De beaux lendemains par Russell BANKS (1991)

4ème de couverture : Dans une bourgade au nord de l'Etat de New York, l'embardée d'un bus de ramassage scolaire a provoqué la mort de plusieurs enfants.
Les réactions de la petite communauté sont rapportées par les récits que font quatre protagonistes : Dolorès Driscoll, la conductrice, solide et généreuse, choquée par ce qui ne pouvait lui arriver : Billy Ansel, l'inconsolable père de deux enfants qui ont péri dans l'accident ; Michel Stephens, un avocat New-yorkais qui s'acharne à trouver des responsables ; Nicole Burnell, adolescente promise à tous les succès, qui a perdu l'usage de ses jambes et provoque un dénouement aussi amer qu'inattendu.
Ces quatre témoignages - avec l'étonnante capacité qu'à Russell Banks de se mettre dans la peau de ses personnages et d'orchestrer leurs conduites -, en révélant la personnalité secrète des habitants, leurs douleurs, leurs frustrations, leurs égoïsmes, nous découvrent aussi le visage singulier d'une Amérique profonde.
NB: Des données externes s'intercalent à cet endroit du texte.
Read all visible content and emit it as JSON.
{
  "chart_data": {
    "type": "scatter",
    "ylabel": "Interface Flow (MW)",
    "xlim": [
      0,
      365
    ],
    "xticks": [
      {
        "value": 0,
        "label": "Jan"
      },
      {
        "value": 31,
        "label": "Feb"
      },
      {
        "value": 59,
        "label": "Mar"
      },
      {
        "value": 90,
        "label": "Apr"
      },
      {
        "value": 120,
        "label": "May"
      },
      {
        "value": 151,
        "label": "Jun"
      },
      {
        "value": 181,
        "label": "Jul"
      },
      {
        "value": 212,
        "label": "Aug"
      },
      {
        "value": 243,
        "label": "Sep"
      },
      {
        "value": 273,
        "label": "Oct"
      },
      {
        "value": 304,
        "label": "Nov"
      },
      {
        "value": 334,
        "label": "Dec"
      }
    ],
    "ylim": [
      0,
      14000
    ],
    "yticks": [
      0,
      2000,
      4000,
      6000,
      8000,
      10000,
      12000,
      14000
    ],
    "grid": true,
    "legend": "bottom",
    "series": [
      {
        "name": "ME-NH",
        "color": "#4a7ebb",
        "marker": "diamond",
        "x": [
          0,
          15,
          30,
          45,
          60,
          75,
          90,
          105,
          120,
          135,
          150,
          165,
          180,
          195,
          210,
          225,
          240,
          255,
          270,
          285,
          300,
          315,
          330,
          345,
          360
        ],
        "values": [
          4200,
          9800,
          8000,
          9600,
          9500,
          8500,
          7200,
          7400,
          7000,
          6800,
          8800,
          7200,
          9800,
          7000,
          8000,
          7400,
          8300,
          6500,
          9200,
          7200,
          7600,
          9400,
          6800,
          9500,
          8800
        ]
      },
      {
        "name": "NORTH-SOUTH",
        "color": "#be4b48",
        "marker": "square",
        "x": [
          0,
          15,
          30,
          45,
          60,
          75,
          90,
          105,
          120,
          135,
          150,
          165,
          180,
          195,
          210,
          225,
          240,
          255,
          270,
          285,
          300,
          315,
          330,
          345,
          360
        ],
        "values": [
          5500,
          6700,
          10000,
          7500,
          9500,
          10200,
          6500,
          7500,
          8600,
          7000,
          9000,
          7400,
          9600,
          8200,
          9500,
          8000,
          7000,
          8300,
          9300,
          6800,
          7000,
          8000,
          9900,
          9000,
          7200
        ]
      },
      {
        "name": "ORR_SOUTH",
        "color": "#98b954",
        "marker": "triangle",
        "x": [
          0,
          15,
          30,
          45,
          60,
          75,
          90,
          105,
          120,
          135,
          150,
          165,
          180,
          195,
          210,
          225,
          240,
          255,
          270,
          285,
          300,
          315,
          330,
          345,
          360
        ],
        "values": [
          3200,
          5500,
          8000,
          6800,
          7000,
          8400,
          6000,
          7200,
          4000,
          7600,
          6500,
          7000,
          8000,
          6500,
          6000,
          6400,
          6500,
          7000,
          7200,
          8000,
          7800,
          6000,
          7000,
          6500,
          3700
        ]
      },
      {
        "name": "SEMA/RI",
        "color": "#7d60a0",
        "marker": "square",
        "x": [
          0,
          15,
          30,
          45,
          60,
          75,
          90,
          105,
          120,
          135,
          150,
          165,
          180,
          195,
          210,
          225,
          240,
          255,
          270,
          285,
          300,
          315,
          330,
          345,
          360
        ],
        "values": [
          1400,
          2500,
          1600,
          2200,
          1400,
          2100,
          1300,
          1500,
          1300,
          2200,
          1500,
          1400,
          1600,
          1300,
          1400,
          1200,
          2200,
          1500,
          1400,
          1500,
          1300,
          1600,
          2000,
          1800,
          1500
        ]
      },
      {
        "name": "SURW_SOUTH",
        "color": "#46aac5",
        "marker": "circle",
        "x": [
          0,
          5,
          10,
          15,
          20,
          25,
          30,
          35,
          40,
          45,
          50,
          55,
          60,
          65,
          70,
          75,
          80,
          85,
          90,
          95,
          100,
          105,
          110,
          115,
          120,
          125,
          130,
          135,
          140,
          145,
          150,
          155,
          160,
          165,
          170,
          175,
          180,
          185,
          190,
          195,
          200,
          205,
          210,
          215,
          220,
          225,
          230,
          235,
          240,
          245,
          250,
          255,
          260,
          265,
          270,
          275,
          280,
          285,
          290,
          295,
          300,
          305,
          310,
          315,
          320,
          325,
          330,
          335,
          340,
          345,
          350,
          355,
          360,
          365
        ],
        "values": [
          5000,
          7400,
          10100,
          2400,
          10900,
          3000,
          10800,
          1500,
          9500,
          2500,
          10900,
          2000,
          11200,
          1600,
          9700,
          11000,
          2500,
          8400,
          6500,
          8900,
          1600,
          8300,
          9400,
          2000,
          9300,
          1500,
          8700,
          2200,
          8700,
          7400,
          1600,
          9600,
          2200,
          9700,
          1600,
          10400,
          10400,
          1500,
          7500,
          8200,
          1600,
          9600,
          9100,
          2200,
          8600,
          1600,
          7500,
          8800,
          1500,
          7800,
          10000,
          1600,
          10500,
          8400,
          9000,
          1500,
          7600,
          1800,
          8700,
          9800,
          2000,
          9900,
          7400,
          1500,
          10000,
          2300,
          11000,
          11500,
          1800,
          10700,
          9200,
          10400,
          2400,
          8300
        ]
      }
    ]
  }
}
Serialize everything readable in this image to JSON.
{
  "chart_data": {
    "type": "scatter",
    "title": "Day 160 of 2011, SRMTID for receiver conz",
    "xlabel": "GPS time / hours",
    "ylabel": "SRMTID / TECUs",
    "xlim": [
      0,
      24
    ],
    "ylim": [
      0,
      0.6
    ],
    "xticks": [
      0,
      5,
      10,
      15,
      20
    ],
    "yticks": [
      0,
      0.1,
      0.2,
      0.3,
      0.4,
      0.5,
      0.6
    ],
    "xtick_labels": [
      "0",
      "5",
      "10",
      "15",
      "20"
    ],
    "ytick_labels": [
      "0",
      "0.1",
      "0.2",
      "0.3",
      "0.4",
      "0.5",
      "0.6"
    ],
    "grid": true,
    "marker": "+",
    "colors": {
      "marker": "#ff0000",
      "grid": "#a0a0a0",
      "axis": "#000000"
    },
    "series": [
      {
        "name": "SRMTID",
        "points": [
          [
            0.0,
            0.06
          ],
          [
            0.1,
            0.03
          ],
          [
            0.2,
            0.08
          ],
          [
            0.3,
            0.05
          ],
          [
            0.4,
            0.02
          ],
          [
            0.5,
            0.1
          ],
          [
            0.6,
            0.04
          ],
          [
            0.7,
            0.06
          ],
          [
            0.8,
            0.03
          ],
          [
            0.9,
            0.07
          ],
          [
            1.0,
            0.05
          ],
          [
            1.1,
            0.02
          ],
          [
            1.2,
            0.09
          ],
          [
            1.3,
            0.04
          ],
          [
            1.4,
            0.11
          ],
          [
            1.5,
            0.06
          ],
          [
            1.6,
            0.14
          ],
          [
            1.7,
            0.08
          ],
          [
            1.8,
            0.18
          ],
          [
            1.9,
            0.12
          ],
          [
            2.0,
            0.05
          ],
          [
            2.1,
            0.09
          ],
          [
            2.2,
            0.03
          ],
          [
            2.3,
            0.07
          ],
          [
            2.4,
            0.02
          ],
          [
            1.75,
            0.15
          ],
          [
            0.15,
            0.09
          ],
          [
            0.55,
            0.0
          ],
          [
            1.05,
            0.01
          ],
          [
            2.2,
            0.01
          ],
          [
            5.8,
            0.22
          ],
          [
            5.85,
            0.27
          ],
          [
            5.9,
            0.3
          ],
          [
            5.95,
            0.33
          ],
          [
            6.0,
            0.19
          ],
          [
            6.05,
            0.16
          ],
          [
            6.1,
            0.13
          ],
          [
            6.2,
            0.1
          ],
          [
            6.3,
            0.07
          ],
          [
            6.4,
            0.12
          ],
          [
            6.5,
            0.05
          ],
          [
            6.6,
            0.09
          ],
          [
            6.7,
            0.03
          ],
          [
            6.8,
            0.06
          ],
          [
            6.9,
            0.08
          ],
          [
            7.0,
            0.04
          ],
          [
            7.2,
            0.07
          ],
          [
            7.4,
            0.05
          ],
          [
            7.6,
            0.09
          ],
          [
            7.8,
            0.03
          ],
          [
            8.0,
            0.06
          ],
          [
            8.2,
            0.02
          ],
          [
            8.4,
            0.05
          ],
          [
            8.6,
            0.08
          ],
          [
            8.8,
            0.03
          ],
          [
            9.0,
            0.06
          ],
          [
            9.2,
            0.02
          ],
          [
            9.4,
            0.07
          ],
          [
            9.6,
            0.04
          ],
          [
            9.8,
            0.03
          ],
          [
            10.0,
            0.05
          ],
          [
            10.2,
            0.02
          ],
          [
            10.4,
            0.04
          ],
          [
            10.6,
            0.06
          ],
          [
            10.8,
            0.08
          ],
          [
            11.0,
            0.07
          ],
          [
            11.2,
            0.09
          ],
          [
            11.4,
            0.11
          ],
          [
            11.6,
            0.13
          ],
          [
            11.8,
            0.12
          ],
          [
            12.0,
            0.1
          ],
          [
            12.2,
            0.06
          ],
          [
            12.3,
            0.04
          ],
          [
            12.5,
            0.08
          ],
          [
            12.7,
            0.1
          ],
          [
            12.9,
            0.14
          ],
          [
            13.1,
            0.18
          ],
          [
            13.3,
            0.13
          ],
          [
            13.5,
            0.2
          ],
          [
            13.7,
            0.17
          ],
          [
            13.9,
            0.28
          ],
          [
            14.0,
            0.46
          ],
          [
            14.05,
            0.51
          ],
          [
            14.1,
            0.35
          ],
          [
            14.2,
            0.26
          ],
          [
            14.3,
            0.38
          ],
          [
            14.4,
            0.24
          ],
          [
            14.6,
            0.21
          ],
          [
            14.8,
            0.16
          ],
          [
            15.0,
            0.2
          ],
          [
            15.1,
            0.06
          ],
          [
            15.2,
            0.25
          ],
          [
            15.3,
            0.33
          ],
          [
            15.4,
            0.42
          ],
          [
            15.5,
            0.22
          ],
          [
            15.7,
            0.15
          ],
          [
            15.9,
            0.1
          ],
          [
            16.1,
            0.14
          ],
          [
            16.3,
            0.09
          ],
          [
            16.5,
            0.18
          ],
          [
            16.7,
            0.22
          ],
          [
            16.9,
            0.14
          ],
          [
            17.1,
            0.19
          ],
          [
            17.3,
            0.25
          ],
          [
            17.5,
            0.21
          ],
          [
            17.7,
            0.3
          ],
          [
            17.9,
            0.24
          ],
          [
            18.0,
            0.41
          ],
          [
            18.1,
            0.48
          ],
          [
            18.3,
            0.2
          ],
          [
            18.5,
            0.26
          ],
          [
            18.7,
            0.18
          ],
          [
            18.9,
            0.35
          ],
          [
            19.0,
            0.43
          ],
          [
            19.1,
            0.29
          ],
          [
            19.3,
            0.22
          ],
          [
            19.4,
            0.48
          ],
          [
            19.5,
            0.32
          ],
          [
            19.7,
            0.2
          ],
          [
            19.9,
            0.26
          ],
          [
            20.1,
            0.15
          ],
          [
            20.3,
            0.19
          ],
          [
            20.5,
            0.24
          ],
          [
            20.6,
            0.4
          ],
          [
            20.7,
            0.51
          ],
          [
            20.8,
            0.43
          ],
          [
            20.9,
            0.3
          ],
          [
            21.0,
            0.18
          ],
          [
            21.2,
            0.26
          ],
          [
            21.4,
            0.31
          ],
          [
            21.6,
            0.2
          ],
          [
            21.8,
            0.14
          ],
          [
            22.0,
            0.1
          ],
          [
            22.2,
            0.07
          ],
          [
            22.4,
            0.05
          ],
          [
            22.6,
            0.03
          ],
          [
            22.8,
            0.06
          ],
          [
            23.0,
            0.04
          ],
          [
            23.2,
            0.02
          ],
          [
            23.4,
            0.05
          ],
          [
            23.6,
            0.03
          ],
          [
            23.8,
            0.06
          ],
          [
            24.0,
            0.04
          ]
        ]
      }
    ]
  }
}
Il s'agit là, à n'en pas douter, d'un des plus forts romans de cet écrivain qui a maintenant conquis les Etats-Unis.
Après le dramatique accident d’un bus scolaire qui a fait plusieurs morts (uniquement des enfants), Russell BANKS nous présente le point de vue très différent de 4 personnes.
Tout d’abord, Dolores Driscoll, la conductrice du bus. Son récit m’a paru froid, distant, en comparaison du drame qui vient de se dérouler et dont elle a été un des acteurs.
Il apparait que Dolores est en plein déni et qu’elle n’arrive pas à savoir elle-même si elle doit se sentir ou non responsable.
Ensuite, vient le récit de Billy Ansel, qui a perdu ses 2 enfants dans l’accident, après avoir perdu sa femme 9 mois plus tôt. Il est indéniablement la voix qui m’a le plus touchée parmi ces 4 récits. C’est un homme détruit qui n’en veut plus à personne, même pas à Dieu puisqu’il n’y croit pas. Plus aucun sentiment ne l’habite, il est devenu totalement vide.
« Ma seule possibilité de continuer à vivre était de croire que je ne vivais plus. Je ne peux pas l’expliquer ; je ne peux que vous dire ce que je ressentais. »
La détresse de quelqu’un qui vient de perdre un proche est rarement décrite de cette manière terriblement détachée et à la fois horriblement déchirante.
Le seul point de vue d’une personne totalement extérieure à l’affaire nous est donné par Mitchell Stephens, un avocat new-yorkais habité d’une immense colère. Son récit m’a un peu déroutée et dérangée car il s’implique énormément dans cette affaire tout en restant totalement détaché à l’égard de la dimension humaine du « dossier ».
Toutes ses actions consistent à vouloir « faire payer » les responsables et ne sont motivées que par son histoire personnelle.
La 4ème voix de ce roman polyphonique est celle de Nicole Burnell, jolie jeune fille qui reste paralysée après l’accident. On s’aperçoit bien vite qu’elle est la clé de voute de tout le roman.
Par la seule action qui est en son pouvoir et guidée par un motif on ne peut plus personnel, elle v rétablir le calme (à défaut de l’harmonie) au sein de cette ville blessée et va lui permettre de repartir de l’avant.
L’épilogue nous est conté par Dolores Driscoll, au terme d’une « stupide course de stock-cars de village ».
« Pour nous tous –Nicole, les enfants qui avaient survécu à l’accident, et ceux qui n’avaient pas survécu – c’était comme si nous étions désormais les citoyens d’une tout autre ville, comme si nous étions une communauté de solitaires vivant de beaux lendemains, et quelle que soit la façon dont les gens de Sam Dent nous traiteraient, qu’ils nous commémorent ou qu’ils nous méprisent, qu’ils se réjouissent de notre destruction ou applaudissent à notre victoire sur l’adversité, ce qu’ils feraient répondraient à leurs besoins, pas aux nôtres. Ce qui, puisqu’il ne pouvait en être autrement, était exactement ce qui devait être. »
C’est un très beau roman qui, à la fois m’a beaucoup émue, et à la fois m’a dérangée. Russell BANKS nous donne les clés pour prendre la mesure de la tragédie que représente cet accident tout en laissant l’évènement à l’arrière-plan.